Pistol Bay Mining Inc. (TSXV: PST) (“Pistol Bay”) is a diversified junior exploration company with assets rich in copper, zinc and uranium. The company boasts 100% ownership of 108 claims known as Confederation Lake totalling over 5,136 ha and featuring historical gradings of up to 15% zinc and 1.8% copper, as well as the C5 property in the Athabasca Basin, Northern Saskatchewan, which is under option to Rio Tinto, who have previously announced their intention to acquire 100% interest by paying Pistol Bay C$5,000,000 and 5% net profit interest.

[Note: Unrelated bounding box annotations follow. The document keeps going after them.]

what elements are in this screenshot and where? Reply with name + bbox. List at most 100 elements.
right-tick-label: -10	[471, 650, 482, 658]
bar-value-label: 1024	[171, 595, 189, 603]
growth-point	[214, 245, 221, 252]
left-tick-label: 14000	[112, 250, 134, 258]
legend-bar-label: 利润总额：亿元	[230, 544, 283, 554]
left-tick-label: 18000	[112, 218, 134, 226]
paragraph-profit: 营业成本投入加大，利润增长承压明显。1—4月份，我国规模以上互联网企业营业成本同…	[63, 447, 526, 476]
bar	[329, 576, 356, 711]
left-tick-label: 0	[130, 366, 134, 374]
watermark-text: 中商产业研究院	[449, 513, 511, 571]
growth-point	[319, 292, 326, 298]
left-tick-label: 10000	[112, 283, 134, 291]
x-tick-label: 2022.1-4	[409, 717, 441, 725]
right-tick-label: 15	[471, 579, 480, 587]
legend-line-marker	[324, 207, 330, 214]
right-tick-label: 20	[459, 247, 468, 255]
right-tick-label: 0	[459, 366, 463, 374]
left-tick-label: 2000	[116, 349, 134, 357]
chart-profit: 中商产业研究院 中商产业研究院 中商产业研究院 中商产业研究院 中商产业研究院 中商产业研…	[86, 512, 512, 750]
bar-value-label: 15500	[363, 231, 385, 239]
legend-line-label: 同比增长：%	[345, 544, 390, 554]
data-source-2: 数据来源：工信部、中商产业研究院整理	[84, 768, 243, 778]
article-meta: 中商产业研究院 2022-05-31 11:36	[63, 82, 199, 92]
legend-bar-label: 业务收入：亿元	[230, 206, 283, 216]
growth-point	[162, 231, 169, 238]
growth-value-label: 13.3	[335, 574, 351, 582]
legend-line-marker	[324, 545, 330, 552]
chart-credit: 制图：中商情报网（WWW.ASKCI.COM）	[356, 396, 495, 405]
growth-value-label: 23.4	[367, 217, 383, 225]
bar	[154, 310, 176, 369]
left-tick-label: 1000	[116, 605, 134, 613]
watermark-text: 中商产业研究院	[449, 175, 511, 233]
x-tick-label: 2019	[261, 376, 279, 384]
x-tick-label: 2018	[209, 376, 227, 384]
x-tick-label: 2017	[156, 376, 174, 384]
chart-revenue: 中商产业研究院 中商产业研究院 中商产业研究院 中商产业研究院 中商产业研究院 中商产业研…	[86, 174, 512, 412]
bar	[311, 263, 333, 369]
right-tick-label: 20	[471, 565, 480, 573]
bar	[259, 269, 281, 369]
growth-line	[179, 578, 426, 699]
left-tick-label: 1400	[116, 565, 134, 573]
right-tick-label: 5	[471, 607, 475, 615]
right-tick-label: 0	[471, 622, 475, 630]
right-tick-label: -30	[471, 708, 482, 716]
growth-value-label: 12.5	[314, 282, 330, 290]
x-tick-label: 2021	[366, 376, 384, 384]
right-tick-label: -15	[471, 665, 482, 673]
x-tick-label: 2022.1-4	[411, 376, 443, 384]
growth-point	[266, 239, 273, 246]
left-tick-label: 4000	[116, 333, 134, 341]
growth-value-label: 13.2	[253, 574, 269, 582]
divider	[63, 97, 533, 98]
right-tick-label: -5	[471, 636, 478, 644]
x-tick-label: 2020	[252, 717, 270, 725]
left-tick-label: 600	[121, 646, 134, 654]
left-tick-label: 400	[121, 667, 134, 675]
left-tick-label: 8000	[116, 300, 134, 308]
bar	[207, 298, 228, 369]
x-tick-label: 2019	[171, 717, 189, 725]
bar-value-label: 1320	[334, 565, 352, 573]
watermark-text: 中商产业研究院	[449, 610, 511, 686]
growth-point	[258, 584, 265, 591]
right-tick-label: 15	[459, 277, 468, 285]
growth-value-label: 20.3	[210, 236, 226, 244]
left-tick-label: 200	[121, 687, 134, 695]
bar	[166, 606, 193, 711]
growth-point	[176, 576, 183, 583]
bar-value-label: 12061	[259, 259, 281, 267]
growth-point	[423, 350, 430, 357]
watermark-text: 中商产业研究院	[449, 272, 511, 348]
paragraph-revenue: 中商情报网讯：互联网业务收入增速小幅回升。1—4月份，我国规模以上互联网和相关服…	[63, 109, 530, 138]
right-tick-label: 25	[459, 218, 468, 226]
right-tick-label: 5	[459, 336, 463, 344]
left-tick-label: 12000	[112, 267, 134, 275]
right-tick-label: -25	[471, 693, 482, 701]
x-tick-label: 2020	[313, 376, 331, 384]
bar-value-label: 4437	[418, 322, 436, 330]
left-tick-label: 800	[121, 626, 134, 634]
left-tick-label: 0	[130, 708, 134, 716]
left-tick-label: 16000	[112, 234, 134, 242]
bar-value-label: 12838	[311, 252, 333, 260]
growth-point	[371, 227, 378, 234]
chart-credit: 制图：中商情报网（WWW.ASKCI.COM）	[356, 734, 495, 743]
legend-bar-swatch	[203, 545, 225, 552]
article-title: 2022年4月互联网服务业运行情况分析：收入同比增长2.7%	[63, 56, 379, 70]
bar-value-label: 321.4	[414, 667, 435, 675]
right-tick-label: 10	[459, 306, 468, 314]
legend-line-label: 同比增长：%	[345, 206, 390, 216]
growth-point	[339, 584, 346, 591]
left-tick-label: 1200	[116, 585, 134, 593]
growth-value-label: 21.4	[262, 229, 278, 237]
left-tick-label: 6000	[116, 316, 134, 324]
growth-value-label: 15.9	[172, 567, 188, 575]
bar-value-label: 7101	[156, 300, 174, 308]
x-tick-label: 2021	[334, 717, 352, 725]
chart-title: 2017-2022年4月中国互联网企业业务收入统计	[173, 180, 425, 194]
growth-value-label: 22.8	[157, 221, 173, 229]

Zinc is predominantly used to galvanize steel and iron, and emerging economies focused on construction are responsible for the increasing demand that is expected in the coming years. Furthermore, some of the largest zinc-producing mines have faced closure in recent times, and this number is only climbing, giving zinc prices a forceful upward shove. China has recently cracked down on pollution-causing industries resulting in a negative impact on metals prices worldwide, but as more and more companies begin to comply with state requirements, Chinese demand should recover as the market heals.
Copper, on the other hand, is so ubiquitous that it has been in oversupply for six consecutive years, causing a steady decline in prices that has shook producers everywhere. Miners began to focus on cutting spending and producing a small amount of cost-effective product instead of shipping volume, and a slight copper supply deficit has resulted in 2017 which should begin to eat away at stockpiles. Pistol Bay are well into their exploration phase and are currently de-risking their assets, for which the funds are on-hand.
Perhaps most excitingly for copper investors, rumour has it that China will ban the import of scrap metal before the end of next year as part of its continued crackdown on the import of foreign waste products. This alone will massively bolster demand for refined copper, and once reserves begin to fall more dramatically, new producers will likely have to enter the fray in order to meet this need.
Since the metal is used in everything from home electrics to construction and power grids, it benefits considerably from booming construction sectors, and while developed countries are currently in a bit of a construction slump, emerging economies across Asia and Africa are expected to hit the metal markets hard in the coming years. Looking around the exchanges at juniors currently hunting for a spread of metals that are on the up, Pistol Bay stood out as a company with decent assets in stable jurisdictions, and with healthy-looking financing options available. Those investors looking to get on board with the slow-and-steady base metals recovery should consider Pistol Bay as a well-rounded portfolio option.